FIG 6 — The combination of METH and sucrose promotes *S. mutans* tooth adhesion in C57BL/6 mice. (A) SEM images of streptococcal cells adhered on the teeth of C57BL/6 mice after 4 h of oral infection with 10⁷ bacteria. Bars, 10 μm and 1 mm (inset). (B) Attachment of bacteria to the teeth of untreated animals or animals treated with METH, 2% sucrose, and METH plus 2% sucrose after 4 h of oral infection was evaluated by counting CFU. Violin plots indicate the averages (dashed lines) and distributions of the results for five animals per group. Symbols (*, #, and ϕ) indicate higher adhesion than in the untreated, 25 μM METH, or 2% sucrose group, respectively. Each symbol denotes P value significance (*P <* 0.05) calculated by ANOVA and adjusted by the use of Tukey’s multiple-comparison test.
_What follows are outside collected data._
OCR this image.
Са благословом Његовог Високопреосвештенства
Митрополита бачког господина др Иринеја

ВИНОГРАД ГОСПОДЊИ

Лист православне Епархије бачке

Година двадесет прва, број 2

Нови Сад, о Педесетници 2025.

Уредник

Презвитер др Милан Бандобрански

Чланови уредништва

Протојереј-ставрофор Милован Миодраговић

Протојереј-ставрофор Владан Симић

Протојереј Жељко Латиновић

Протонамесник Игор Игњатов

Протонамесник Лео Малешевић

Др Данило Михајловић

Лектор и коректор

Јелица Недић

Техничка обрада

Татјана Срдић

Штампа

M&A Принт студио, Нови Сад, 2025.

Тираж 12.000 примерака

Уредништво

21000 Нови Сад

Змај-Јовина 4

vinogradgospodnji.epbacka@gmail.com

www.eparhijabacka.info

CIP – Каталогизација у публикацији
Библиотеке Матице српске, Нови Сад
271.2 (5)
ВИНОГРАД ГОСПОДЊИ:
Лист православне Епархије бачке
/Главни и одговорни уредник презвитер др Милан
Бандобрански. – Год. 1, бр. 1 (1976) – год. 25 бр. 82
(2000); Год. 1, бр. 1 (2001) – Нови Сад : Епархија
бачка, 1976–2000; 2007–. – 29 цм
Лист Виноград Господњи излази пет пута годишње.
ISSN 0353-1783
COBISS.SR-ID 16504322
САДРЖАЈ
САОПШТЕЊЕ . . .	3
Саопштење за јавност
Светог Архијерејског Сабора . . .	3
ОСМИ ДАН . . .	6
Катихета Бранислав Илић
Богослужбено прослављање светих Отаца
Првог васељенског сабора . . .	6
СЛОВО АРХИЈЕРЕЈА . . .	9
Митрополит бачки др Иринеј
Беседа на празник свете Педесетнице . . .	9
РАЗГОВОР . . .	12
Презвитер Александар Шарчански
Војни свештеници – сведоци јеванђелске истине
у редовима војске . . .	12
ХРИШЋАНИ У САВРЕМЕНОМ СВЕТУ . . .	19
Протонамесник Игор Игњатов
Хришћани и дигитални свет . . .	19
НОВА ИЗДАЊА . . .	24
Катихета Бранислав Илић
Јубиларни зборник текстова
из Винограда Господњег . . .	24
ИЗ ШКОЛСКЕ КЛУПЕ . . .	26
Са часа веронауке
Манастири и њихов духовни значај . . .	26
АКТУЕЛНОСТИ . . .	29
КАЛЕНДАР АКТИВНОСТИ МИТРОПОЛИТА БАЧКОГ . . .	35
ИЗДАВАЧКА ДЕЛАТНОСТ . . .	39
METH and sucrose augment S. mutans glucosyltransferase expression.

Biofilm formation in S. mutans is promoted by major virulence factors known as glucosyltransferases, which synthesize adhesive extracellular polysaccharides utilizing dietary sucrose (27). Hence, we examined the impact of METH, sucrose, or the combination of both on the expression of three S. mutans glucosyltransferases (gtfB, gtfC, and gtfD) using real-time PCR (RT-PCR) analysis after 24 h of incubation (Fig. 7). gtfB binds to other oral bacteria, promoting the formation of polymicrobial biofilms, whereas gtfC enables S. mutans to stick to the pellicle on the tooth enamel (23). gtfB and gtfC were significantly increased in bacteria incubated in the presence of 25 μM METH plus 2% sucrose compared with the other conditions (P < 0.05). Likewise, streptococci grown with sucrose showed higher expression levels of gtfB than did untreated bacteria (P < 0.05). Although gtfD produces soluble glucans that serve as primers for gtfB to synthesize more extracellular polysaccharides, we did not find any difference between the tested groups. In summary, we showed that METH plus sucrose treatment increases the expression of S. mutans gtfB and gtfC.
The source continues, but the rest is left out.